I will pick up my ear today, and hopefully it will work and I will be temporarily restored until the next time. My ears are a small part of me as a whole, and those who really matter to me know that. Being impaired has taught me compassion, patience, understanding, it has shown me that I need to reach out to those who feel they are defective and let them know how wonderful they are. I hate to break it to ya, but everyone is flawed in some way, even those who preach perfection. We all have something wrong with us, but who cares? How boring would life be if we were all these immaculate automatons marching thru life in the same shoes? How would we learn humility, empathy, or sympathy?

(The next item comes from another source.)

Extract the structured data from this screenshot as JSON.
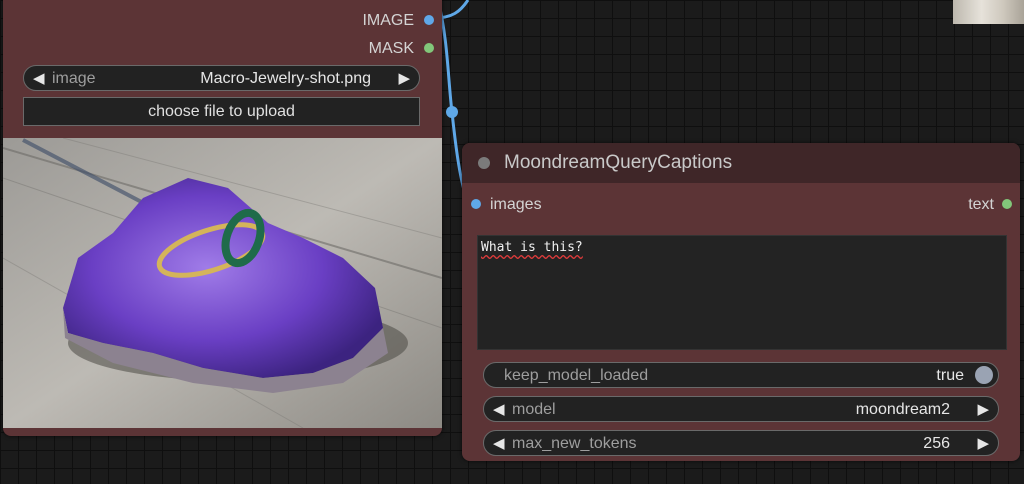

I will accept you, flawed and vulnerable, as I hope you will do me. (sorry, I had a "that's what she said" moment over the last part of that sentence. i'm flawed, remember?)
So maybe I have found an objective, a goal, a cause to defend. Maybe I need to fight for other hearing impaired individuals, that we are treated fairly, and work at getting hearing aids covered by insurance, because for a great many of us, they are a necessity. Maybe this experience is prompting me to learn sign language, something I've always wanted to do anyway. And maybe, growing up good friends with a girl whose sister wore hearing aids practically from birth was a sign of things to come. You do what you gotta do to get thru each day, and with any luck you will touch someone else's life along the way and change it. I think the hearer's need an awakening. And I'm gonna make them hear me loud and clear. My ears are defective, my hearing is impaired; I however, am not.